There are those who would criticize the author for neglecting America's loss and focusing entirely on foreign deaths, but as the author states, "I have chosen, today as we remember, to focus upon Afghanistan because it is the lesser known of the twin tragedies. It is the 'Other' tragedy." If the mainstream media had done it's job of reporting the facts and providing a balanced story, there would be no need for articles like these.
Here's a fancy graph:
"To say that the civilian deaths from aerial bombardment are unintentional is sophistry, because if there is a probability that the bombs will hit civilian targets, then ipso facto the civilian deaths are not unintentional. This is tantamount to saying that a drunk driver who did not intend to kill someone in an "accident" should be set free for lacking of such intention...aerial bombardment always already intends to kill civilians, despite the best intentions of military planners."

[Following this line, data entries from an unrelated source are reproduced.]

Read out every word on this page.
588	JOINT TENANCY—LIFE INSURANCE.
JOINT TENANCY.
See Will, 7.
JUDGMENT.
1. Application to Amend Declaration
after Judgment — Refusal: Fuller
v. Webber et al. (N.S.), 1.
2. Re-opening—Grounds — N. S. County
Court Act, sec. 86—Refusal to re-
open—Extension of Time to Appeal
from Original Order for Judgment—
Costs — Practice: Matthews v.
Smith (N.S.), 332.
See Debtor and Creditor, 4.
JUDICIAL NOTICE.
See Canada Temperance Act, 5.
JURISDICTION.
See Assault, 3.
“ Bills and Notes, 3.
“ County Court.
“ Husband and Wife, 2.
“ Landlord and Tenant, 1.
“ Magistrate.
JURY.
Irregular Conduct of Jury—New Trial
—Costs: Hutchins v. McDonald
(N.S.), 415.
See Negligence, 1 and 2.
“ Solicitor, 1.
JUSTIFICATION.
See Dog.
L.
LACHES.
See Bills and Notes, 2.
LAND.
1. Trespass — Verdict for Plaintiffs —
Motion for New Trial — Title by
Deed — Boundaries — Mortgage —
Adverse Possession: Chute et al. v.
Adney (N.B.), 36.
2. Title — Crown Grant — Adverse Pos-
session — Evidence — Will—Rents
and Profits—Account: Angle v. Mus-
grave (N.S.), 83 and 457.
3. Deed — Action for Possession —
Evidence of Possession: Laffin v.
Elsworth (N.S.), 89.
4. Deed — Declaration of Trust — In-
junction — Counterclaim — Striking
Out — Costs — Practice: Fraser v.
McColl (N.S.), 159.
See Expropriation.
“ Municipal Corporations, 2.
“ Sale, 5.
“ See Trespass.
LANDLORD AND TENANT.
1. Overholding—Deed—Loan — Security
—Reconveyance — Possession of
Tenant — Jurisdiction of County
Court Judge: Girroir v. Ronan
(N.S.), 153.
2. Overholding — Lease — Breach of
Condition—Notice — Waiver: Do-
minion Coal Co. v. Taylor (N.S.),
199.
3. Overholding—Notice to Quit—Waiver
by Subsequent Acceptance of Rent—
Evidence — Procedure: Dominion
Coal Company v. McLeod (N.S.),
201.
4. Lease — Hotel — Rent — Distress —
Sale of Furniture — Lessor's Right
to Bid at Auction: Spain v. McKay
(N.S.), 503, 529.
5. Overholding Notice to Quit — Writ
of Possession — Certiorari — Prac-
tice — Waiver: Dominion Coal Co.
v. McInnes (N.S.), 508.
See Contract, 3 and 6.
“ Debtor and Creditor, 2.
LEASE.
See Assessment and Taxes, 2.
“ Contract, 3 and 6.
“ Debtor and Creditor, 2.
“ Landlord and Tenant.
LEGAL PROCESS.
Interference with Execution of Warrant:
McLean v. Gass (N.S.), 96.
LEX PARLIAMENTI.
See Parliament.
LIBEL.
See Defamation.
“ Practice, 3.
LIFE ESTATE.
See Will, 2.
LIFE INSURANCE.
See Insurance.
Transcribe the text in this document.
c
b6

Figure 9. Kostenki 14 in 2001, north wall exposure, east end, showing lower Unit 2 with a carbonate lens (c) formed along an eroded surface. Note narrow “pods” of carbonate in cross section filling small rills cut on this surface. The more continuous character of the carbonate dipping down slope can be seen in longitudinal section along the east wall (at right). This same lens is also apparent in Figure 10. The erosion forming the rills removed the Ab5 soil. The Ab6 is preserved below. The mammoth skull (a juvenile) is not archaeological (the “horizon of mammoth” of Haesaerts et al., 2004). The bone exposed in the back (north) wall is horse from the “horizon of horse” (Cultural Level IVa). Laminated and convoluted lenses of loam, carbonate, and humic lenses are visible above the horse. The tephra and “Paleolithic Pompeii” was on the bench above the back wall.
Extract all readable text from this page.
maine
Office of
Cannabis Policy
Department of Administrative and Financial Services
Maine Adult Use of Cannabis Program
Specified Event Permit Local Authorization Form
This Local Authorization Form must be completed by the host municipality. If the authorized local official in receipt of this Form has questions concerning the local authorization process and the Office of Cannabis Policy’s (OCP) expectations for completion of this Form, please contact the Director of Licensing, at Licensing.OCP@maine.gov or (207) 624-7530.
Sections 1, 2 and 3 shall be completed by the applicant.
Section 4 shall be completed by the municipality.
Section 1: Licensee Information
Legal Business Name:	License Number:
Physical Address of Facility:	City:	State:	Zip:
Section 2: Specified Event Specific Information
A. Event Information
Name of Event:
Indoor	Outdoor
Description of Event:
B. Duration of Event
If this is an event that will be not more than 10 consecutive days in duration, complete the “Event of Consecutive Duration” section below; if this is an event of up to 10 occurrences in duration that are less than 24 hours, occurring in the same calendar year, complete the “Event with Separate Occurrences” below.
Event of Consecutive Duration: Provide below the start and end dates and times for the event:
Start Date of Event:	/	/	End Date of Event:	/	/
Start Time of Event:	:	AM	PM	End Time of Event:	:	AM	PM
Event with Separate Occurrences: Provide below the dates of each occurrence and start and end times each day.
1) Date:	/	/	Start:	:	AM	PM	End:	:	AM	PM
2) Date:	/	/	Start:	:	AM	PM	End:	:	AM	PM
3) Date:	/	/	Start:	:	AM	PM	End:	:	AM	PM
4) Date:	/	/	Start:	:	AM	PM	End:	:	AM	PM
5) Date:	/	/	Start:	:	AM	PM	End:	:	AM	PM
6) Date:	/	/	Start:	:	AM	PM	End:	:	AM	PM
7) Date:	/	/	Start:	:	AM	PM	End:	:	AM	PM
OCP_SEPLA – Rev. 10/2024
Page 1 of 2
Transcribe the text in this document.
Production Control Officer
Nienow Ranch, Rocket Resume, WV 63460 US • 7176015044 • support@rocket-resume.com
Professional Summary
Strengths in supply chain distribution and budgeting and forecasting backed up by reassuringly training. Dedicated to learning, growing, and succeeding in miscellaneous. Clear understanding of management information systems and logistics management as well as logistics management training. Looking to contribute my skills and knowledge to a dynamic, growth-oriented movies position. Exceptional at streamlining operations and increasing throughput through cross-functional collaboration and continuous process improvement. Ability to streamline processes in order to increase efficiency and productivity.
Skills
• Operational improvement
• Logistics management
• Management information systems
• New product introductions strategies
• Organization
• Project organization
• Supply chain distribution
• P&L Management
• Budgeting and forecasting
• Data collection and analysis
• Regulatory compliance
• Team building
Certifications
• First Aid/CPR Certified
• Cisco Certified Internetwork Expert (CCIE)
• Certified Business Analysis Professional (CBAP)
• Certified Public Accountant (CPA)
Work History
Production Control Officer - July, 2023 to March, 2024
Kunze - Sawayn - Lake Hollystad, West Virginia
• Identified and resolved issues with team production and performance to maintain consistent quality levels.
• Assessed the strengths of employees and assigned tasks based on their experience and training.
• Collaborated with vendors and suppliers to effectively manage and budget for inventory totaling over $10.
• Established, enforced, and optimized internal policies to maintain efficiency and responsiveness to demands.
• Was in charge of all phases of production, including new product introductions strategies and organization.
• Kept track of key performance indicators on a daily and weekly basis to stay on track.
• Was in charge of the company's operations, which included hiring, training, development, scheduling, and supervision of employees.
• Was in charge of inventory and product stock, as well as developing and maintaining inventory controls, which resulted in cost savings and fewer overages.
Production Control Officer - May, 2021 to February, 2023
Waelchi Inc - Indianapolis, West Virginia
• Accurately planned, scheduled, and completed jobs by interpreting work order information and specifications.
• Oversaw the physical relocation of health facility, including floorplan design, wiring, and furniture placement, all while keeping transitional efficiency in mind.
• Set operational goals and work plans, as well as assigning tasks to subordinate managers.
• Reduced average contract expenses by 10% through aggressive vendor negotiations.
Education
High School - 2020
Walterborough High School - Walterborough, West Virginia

The above quote reminded me of a recent cable news anchor interviewing a retired general or some other "expert" and mentioning "...a war with Iraq could mean possible casualties..." Hello? "possible casualties" in a war? Of course there will be casualties, and lots of them! The problem is that Americans are largely blind to all the death that war brings. Even in the last Gulf War, the media was kept far away from the front lines, and most of the war footage was coming from the DOD, particularly all the video game "smart"-bomb cameras. Don't think the military isn't carefully controlling what we see. In an article entitled What Bodies?, Patrick Sloyan describes one battle in Iraq and the ensuing cover-up by the army. It is a literal "cover-up" -- the "Armored Combat Earth" movers' jobs are to go through the battle field and plow over all the dead bodies. Think about that.
Finally, back to the original article:
"Washington's war on terrorism is primarily a euphemism for extending US control in the world. Following its bombing of Iraq, the US wound up with military bases in Saudi Arabia, Kuwait, Bahrain, Qatar. Following its bombing of Yugoslavia, the US wound up with military bases in Kosovo, Albania, Macedonia, Hungary, Bosnia and Croatia. Following its bombing of Afghanistan, Washington appears on course to wind up with military bases in Afghanistan, Pakistan, Uzbekistan, Tajikistan, Kyrgyzstan and perhaps elsewhere in the region. Thus does the empire grow."
By all accounts, the "clock is ticking" toward a war with Iraq(even though the president originally said there was no timetable...). It may be too late to stop the clock, but it's important for Americans to see the real toll on human life that war takes and the priorities our culture (not to mention the culture of terrorism) places regarding the value of one person's life over another's. Do life, liberty, and the pursuit of happiness not apply to the rest of the world's civilians?